How can researchers troubleshoot inconsistent immunoprecipitation results with At2g27800 antibody?

Inconsistent immunoprecipitation can be resolved through systematic troubleshooting:

• Sample preparation issues:

  • Optimize lysis buffer composition (detergent type/concentration, salt concentration)

  • Test different extraction conditions (native vs. denaturing)

  • Ensure complete homogenization of plant tissues

  • Include protease and phosphatase inhibitors

• Antibody-related factors:

  • Verify antibody activity via western blot before immunoprecipitation

  • Titrate antibody amount (typically 2-10 μg per reaction)

  • Test different antibody-bead coupling methods (direct vs. indirect coupling)

  • Consider antibody orientation using directional coupling methods

• Protocol optimization:

  • Adjust binding conditions (temperature, duration)

  • Modify washing stringency (buffer composition, number of washes)

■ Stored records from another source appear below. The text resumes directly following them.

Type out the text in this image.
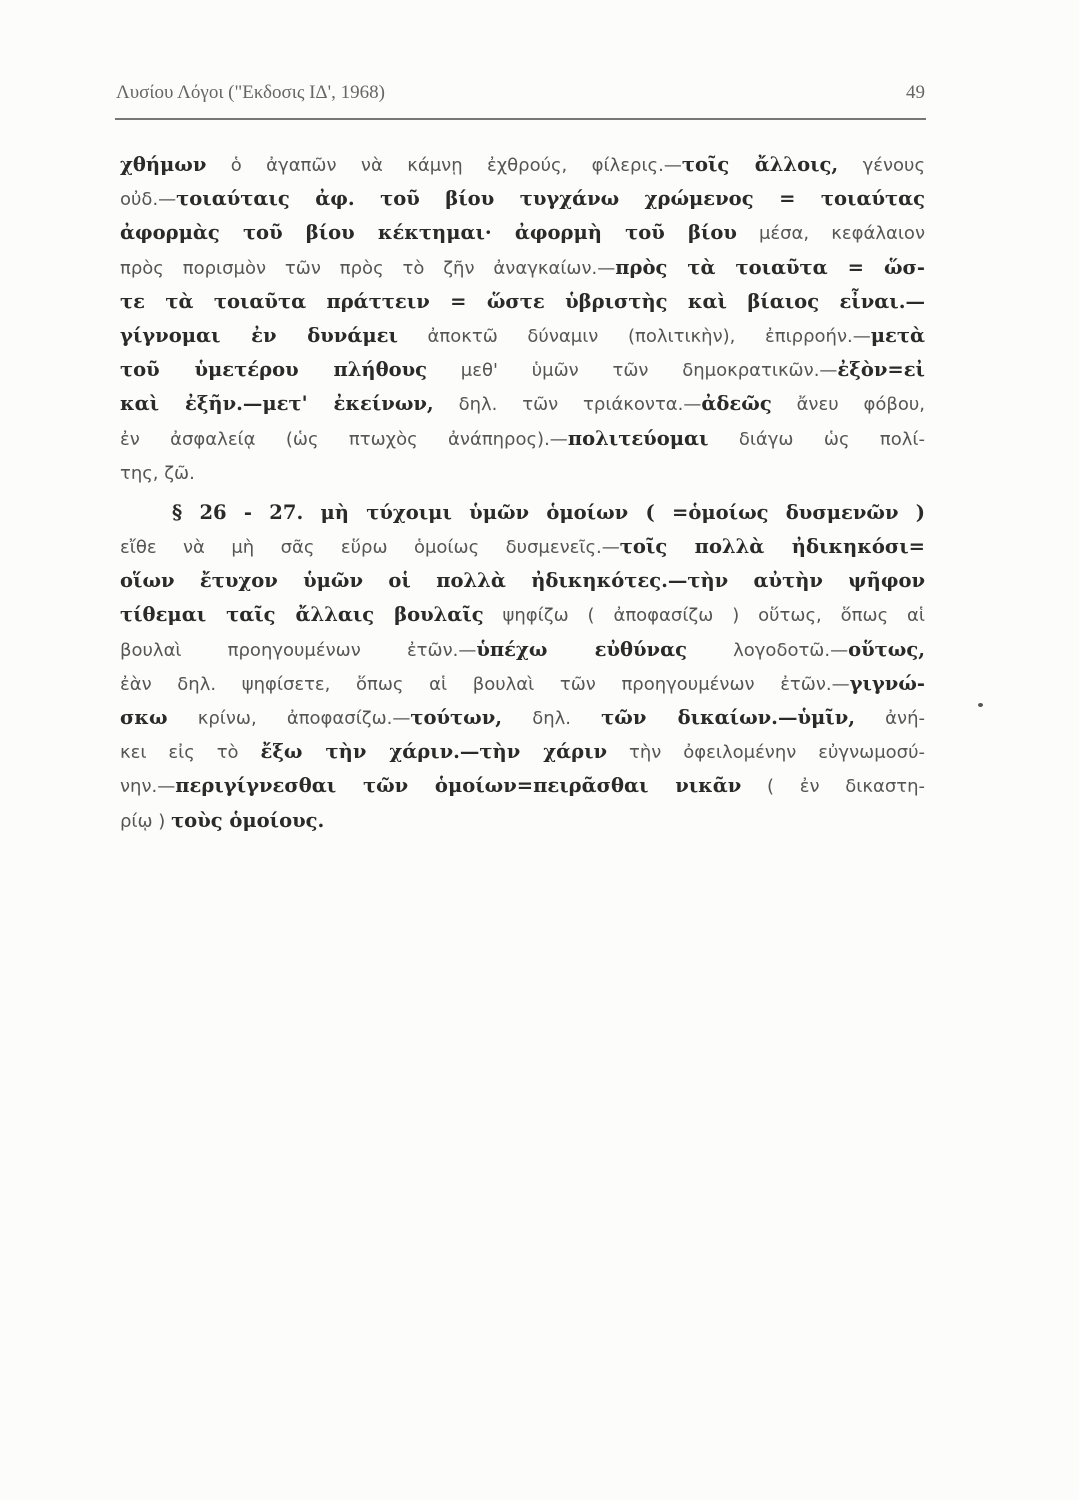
Λυσίου Λόγοι ("Εκδοσις ΙΔ', 1968)	49
χθήμων ὁ ἀγαπῶν νὰ κάμνῃ ἐχθρούς, φίλερις.—τοῖς ἄλλοις, γένους
οὐδ.—τοιαύταις ἀφ. τοῦ βίου τυγχάνω χρώμενος = τοιαύτας
ἀφορμὰς τοῦ βίου κέκτημαι· ἀφορμὴ τοῦ βίου μέσα, κεφάλαιον
πρὸς πορισμὸν τῶν πρὸς τὸ ζῆν ἀναγκαίων.—πρὸς τὰ τοιαῦτα = ὥσ-
τε τὰ τοιαῦτα πράττειν = ὥστε ὑβριστὴς καὶ βίαιος εἶναι.—
γίγνομαι ἐν δυνάμει ἀποκτῶ δύναμιν (πολιτικὴν), ἐπιρροήν.—μετὰ
τοῦ ὑμετέρου πλήθους μεθ' ὑμῶν τῶν δημοκρατικῶν.—ἐξὸν=εἰ
καὶ ἐξῆν.—μετ' ἐκείνων, δηλ. τῶν τριάκοντα.—ἀδεῶς ἄνευ φόβου,
ἐν ἀσφαλείᾳ (ὡς πτωχὸς ἀνάπηρος).—πολιτεύομαι διάγω ὡς πολί-
της, ζῶ.
§ 26 - 27. μὴ τύχοιμι ὑμῶν ὁμοίων ( =ὁμοίως δυσμενῶν )
εἴθε νὰ μὴ σᾶς εὕρω ὁμοίως δυσμενεῖς.—τοῖς πολλὰ ἠδικηκόσι=
οἵων ἔτυχον ὑμῶν οἱ πολλὰ ἠδικηκότες.—τὴν αὐτὴν ψῆφον
τίθεμαι ταῖς ἄλλαις βουλαῖς ψηφίζω ( ἀποφασίζω ) οὕτως, ὅπως αἱ
βουλαὶ προηγουμένων ἐτῶν.—ὑπέχω εὐθύνας λογοδοτῶ.—οὕτως,
ἐὰν δηλ. ψηφίσετε, ὅπως αἱ βουλαὶ τῶν προηγουμένων ἐτῶν.—γιγνώ-
σκω κρίνω, ἀποφασίζω.—τούτων, δηλ. τῶν δικαίων.—ὑμῖν, ἀνή-
κει εἰς τὸ ἔξω τὴν χάριν.—τὴν χάριν τὴν ὀφειλομένην εὐγνωμοσύ-
νην.—περιγίγνεσθαι τῶν ὁμοίων=πειρᾶσθαι νικᾶν ( ἐν δικαστη-
ρίῳ ) τοὺς ὁμοίους.
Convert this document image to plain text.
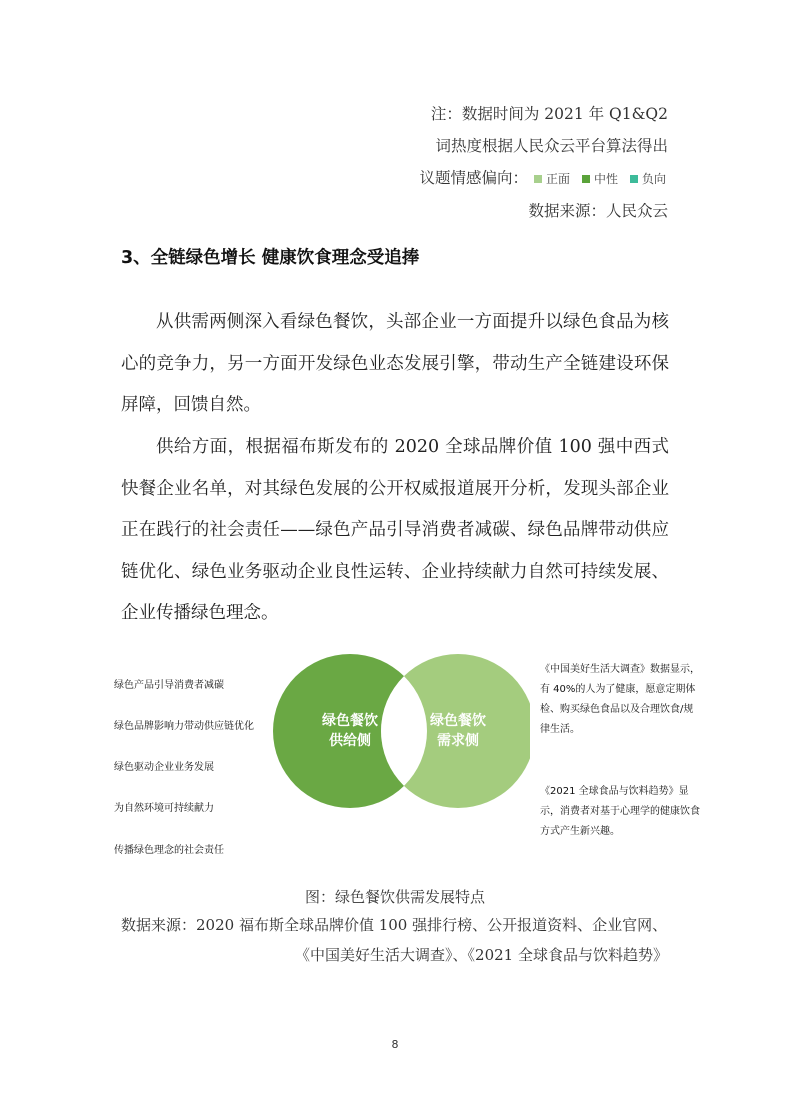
注：数据时间为 2021 年 Q1&Q2
词热度根据人民众云平台算法得出
议题情感偏向： 正面 中性 负向
数据来源：人民众云
3、全链绿色增长 健康饮食理念受追捧

从供需两侧深入看绿色餐饮，头部企业一方面提升以绿色食品为核心的竞争力，另一方面开发绿色业态发展引擎，带动生产全链建设环保屏障，回馈自然。

供给方面，根据福布斯发布的 2020 全球品牌价值 100 强中西式快餐企业名单，对其绿色发展的公开权威报道展开分析，发现头部企业正在践行的社会责任——绿色产品引导消费者减碳、绿色品牌带动供应链优化、绿色业务驱动企业良性运转、企业持续献力自然可持续发展、企业传播绿色理念。

绿色产品引导消费者减碳
绿色品牌影响力带动供应链优化
绿色驱动企业业务发展
为自然环境可持续献力
传播绿色理念的社会责任
绿色餐饮
供给侧
绿色餐饮
需求侧

《中国美好生活大调查》数据显示，有 40%的人为了健康，愿意定期体检、购买绿色食品以及合理饮食/规律生活。

《2021 全球食品与饮料趋势》显示，消费者对基于心理学的健康饮食方式产生新兴趣。

图：绿色餐饮供需发展特点
数据来源：2020 福布斯全球品牌价值 100 强排行榜、公开报道资料、企业官网、
《中国美好生活大调查》、《2021 全球食品与饮料趋势》
8
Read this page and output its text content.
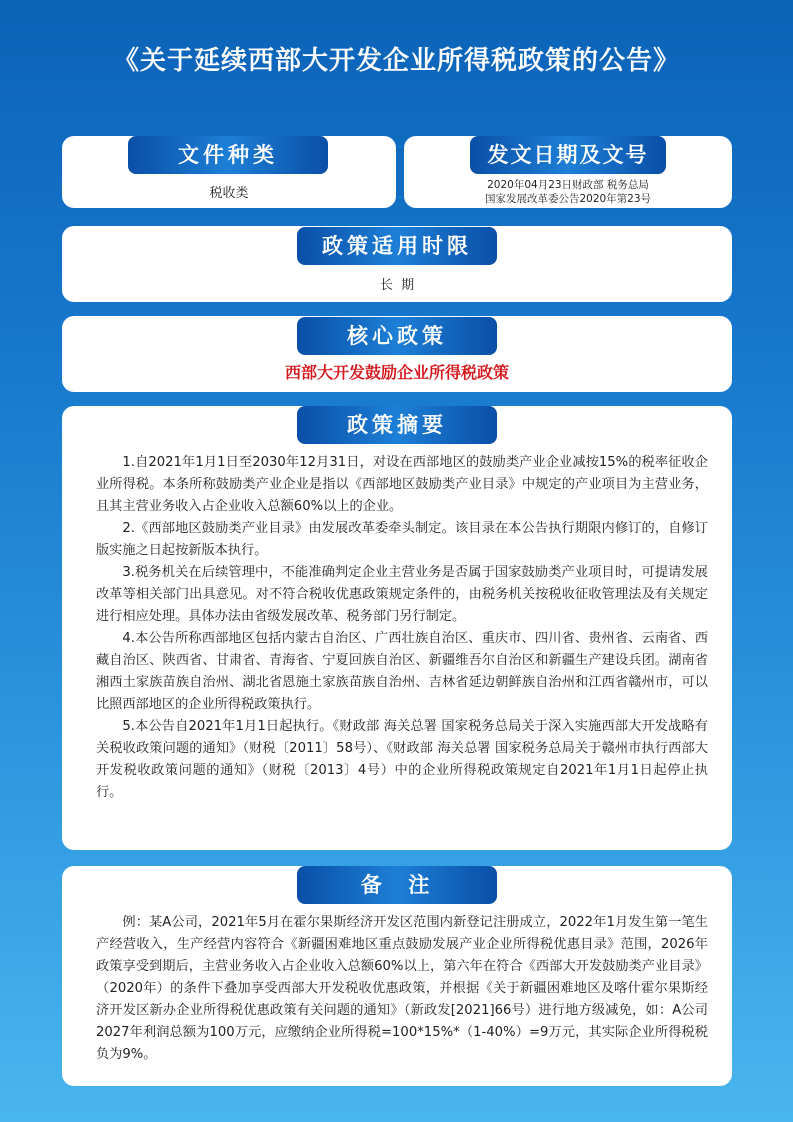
《关于延续西部大开发企业所得税政策的公告》
文件种类
税收类
发文日期及文号
2020年04月23日财政部 税务总局
国家发展改革委公告2020年第23号
政策适用时限
长  期
核心政策
西部大开发鼓励企业所得税政策
政策摘要

1.自2021年1月1日至2030年12月31日，对设在西部地区的鼓励类产业企业减按15%的税率征收企业所得税。本条所称鼓励类产业企业是指以《西部地区鼓励类产业目录》中规定的产业项目为主营业务，且其主营业务收入占企业收入总额60%以上的企业。

2.《西部地区鼓励类产业目录》由发展改革委牵头制定。该目录在本公告执行期限内修订的，自修订版实施之日起按新版本执行。

3.税务机关在后续管理中，不能准确判定企业主营业务是否属于国家鼓励类产业项目时，可提请发展改革等相关部门出具意见。对不符合税收优惠政策规定条件的，由税务机关按税收征收管理法及有关规定进行相应处理。具体办法由省级发展改革、税务部门另行制定。

4.本公告所称西部地区包括内蒙古自治区、广西壮族自治区、重庆市、四川省、贵州省、云南省、西藏自治区、陕西省、甘肃省、青海省、宁夏回族自治区、新疆维吾尔自治区和新疆生产建设兵团。湖南省湘西土家族苗族自治州、湖北省恩施土家族苗族自治州、吉林省延边朝鲜族自治州和江西省赣州市，可以比照西部地区的企业所得税政策执行。

5.本公告自2021年1月1日起执行。《财政部 海关总署 国家税务总局关于深入实施西部大开发战略有关税收政策问题的通知》（财税〔2011〕58号）、《财政部 海关总署 国家税务总局关于赣州市执行西部大开发税收政策问题的通知》（财税〔2013〕4号）中的企业所得税政策规定自2021年1月1日起停止执行。

备  注

例：某A公司，2021年5月在霍尔果斯经济开发区范围内新登记注册成立，2022年1月发生第一笔生产经营收入，生产经营内容符合《新疆困难地区重点鼓励发展产业企业所得税优惠目录》范围，2026年政策享受到期后，主营业务收入占企业收入总额60%以上，第六年在符合《西部大开发鼓励类产业目录》（2020年）的条件下叠加享受西部大开发税收优惠政策，并根据《关于新疆困难地区及喀什霍尔果斯经济开发区新办企业所得税优惠政策有关问题的通知》（新政发[2021]66号）进行地方级减免，如：A公司2027年利润总额为100万元，应缴纳企业所得税=100*15%*（1-40%）=9万元，其实际企业所得税税负为9%。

  • Test different elution methods (acidic, competitive, denaturing)

  • Include gentle agitation methods (rotation vs. nutation)

• Controls and validation:

  • Include input, unbound, and elution fractions in analysis

  • Perform reverse immunoprecipitation with antibodies against known interactors

  • Use tagged version of At2g27800 as positive control

  • Include IgG control and lysate from knockout/knockdown plants

When working with plant tissues, it's particularly important to optimize extraction conditions to overcome challenges posed by cell walls, vacuoles, and secondary metabolites that can interfere with immunoprecipitation efficiency.